Say I work in a company with multiple teams all building Dockerfiles based on Ubuntu 14.04. Some teams might want to include the Docker client in their containers along with a particular installation of Ruby:
FROM ubuntu:trusty ENV DEBIAN_FRONTEND noninteractive INCLUDE "docker_latest" INCLUDE "ruby_2_1_2" # ...
Some might want Java 8 and Ruby 1.9.3 without the docker client:
FROM ubuntu:trusty ENV DEBIAN_FRONTEND noninteractive INCLUDE "ruby_1_9_3" INCLUDE "java_8_sdk" # ...
If you know Docker, you know that these Dockerfiles don’t exist. As of the time of this writing, Dockerfiles don’t have an INCLUDE command. From the discussions in an issue filed in May 2013, there’s no guarantee that support will be added anytime soon.

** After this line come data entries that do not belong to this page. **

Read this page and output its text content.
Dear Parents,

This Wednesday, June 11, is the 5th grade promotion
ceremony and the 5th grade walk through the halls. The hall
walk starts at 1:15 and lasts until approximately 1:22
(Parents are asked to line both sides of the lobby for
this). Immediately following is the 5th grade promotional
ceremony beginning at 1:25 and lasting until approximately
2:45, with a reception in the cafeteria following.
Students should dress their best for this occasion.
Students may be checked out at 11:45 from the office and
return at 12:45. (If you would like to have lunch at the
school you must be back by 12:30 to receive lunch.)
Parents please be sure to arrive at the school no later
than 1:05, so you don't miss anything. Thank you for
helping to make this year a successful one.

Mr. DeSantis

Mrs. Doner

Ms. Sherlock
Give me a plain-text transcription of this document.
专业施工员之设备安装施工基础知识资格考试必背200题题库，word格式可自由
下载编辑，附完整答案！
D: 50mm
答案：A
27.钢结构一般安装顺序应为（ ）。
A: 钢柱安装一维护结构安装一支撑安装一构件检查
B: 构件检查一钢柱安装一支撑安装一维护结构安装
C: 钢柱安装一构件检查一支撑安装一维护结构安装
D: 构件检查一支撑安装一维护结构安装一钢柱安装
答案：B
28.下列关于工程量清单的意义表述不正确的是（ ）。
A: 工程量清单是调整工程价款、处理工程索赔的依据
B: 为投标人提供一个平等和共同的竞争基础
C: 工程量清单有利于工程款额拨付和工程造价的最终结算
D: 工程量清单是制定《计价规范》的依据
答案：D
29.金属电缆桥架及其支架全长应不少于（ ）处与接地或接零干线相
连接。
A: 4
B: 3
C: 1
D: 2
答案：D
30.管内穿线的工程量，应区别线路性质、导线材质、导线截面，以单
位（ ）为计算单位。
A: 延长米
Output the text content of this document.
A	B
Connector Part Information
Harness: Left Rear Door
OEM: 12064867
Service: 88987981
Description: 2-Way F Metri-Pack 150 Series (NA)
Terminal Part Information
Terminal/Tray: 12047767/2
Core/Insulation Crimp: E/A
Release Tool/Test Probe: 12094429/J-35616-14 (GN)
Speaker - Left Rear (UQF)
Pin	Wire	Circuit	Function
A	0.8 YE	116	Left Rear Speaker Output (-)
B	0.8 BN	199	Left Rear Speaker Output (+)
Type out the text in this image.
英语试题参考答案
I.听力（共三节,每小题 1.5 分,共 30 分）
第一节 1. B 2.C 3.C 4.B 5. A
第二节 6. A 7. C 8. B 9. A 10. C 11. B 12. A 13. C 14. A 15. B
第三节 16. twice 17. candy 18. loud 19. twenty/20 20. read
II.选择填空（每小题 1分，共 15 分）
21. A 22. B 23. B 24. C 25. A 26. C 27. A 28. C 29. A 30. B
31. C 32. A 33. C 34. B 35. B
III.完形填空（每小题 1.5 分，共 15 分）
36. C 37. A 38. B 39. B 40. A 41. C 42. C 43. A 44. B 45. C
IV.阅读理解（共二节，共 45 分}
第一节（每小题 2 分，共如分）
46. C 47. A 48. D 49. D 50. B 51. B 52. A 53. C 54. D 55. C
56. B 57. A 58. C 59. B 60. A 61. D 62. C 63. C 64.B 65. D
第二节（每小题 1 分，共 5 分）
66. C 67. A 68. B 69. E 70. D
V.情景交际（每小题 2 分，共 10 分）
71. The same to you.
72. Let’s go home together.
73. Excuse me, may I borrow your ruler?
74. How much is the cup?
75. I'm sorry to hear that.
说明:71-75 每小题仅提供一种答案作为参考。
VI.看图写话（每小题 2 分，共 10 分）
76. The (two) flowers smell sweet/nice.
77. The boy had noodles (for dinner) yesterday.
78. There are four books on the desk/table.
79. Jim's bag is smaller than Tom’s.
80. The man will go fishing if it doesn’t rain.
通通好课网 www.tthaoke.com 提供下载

Enter m4. This quote from the m4 manual sums up my own experience with the tool: “The m4 macro processor is widely available on all UNIXes, and has been standardized by POSIX. Usually, only a small percentage of users are aware of its existence. However, those who find it often become committed users.”
We can use
make as the basis for a simple Dockerfile preprocessing solution. Start with
FROM ubuntu:trusty ENV DEBIAN_FRONTEND noninteractive include(`ruby_2_1_2.m4') include(`docker_latest.m4')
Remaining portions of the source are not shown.